My grandfather used to say that once in your life you need a doctor, a lawyer, a policeman, and a preacher but every day, three times a day, you need a farmer” – Brenda Schoepp (2012),
Canadian Farmer, Author, Mentor, Inspirational Speaker
Authors: Tekla Gurgenidze, Rati Kochlamazashvili.
The global challenge, that is Covid-19, has engulfed and united the entire world in the battle against it. Both developed and developing countries are now facing a common problem as there is a threat to the most basic human right – the right to life (the most basic right, John Locke) and health.
In the fight against the Coronavirus pandemic, agriculture is one of the priority sectors, after the health-care sector, not only in Georgia but also in many countries of the world. Today, the role of farmers around the world has grown even bigger, as the farmers are the creators of the significant wealth on which depends food security – the availability of sufficient food to feed the country’s population.
According to the theory of the “hierarchical pyramid of needs” of the famous American philosopher Abraham Harold Maslow, the personal development of a person begins with the satisfaction of basic needs. The Maslow Pyramid is five-staged, and the philosopher calls the first two stages the basic, most important needs, while the remaining needs are acquired in nature. In the first stage of the hierarchical pyramid, Maslow identifies physiological needs, such as hunger and thirst (Maslow, 1943). This theory once again confirms the fact that when there is a danger – and this danger is now called Coronavirus – that a person will not be able to satisfy his/her basic needs, everything else becomes secondary at such a time. In this battle, farmers are at the forefront; they must feed thousands and, consequently, provide for their lives.
To help farmers and agriculture in general, a number of new initiatives, portals, and websites have been created around the world – with the information accumulated on these types of platforms, farmers have the opportunity to receive the necessary information in a prompt manner. As a rule, operational and reliable information often plays a crucial role in crisis management. Besides, it is important to eliminate any kind of problem (movement, product selling, etc.) that farmers are facing in a timely manner.
Along with governments, farmers’ associations have a special role to play in addressing these challenges. The Georgian Farmers’ Association is not lagging behind in these processes and is taking a number of measures in response to the crisis caused by the Coronavirus:
- GFA conducted a study to timely assess the main challenges faced by Georgian farmers. The analysis shows the vulnerability of the Georgian food sector, as well as the main problems of farms, which have become even more severe against the background of C The study also contains specific recommendations on what the state should do during the crisis and in the post-crisis period, to develop agriculture and improve food security in the country. As a result, several key recommendations made by GFA in terms of rural and agricultural support were taken into account in the anti-crisis plan of the Georgian government.

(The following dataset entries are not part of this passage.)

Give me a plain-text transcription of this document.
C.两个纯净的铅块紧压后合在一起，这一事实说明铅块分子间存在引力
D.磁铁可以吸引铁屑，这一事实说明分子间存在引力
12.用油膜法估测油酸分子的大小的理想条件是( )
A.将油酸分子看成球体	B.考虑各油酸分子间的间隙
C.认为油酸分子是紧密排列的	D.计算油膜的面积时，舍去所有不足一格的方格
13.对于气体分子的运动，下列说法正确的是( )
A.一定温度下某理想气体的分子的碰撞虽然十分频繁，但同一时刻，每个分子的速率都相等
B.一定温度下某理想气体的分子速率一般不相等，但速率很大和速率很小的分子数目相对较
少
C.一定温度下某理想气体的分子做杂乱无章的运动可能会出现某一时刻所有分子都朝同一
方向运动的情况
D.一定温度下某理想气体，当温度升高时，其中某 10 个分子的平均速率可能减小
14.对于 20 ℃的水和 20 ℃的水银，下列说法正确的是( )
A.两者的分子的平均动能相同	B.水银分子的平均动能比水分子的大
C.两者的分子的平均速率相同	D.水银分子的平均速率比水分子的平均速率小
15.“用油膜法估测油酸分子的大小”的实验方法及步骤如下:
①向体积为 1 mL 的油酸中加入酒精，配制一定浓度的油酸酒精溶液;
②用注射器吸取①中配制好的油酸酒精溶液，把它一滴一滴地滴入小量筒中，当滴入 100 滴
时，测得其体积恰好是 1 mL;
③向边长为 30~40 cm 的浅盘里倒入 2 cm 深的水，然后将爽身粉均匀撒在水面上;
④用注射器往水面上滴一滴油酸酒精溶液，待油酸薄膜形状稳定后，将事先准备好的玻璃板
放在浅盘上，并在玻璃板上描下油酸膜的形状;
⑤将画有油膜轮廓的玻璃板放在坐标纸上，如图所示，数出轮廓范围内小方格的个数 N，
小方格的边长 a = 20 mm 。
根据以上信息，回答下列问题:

- GFA published Frequently Asked Questions (FAQ) that addressed the key questions that worried the farmers most.
- GFA, as an umbrella association uniting many sectoral associations, developeda joint statement to the Government of Georgia with regards to easing/softening or abolishing the restrictions on movement for farmers. As a result, by the decision of the Georgian government, restrictions on movement were lifted, and local self-government officials began to issue permits to farmers at a fast pace so that they can carry out agricultural works without hindrance. Also, the Georgian Farmers’ Association, with the help of a Business Ombudsman, has helped many farmers to obtain movement permits on time.
- Since the sale of products has become one of the most pressing issues because of the current crisis, GFA, on the one hand, has begun negotiations with distribution companies and retail chains, and on the other hand, started using a special online questionnaire to collect data on all key farmers (see the link to the Questionnaire). This process continues, and to date, up to 100 farmers have been identified, and the data has been transferred to distribution companies and sales chains that are willing to purchase the farmers’ products.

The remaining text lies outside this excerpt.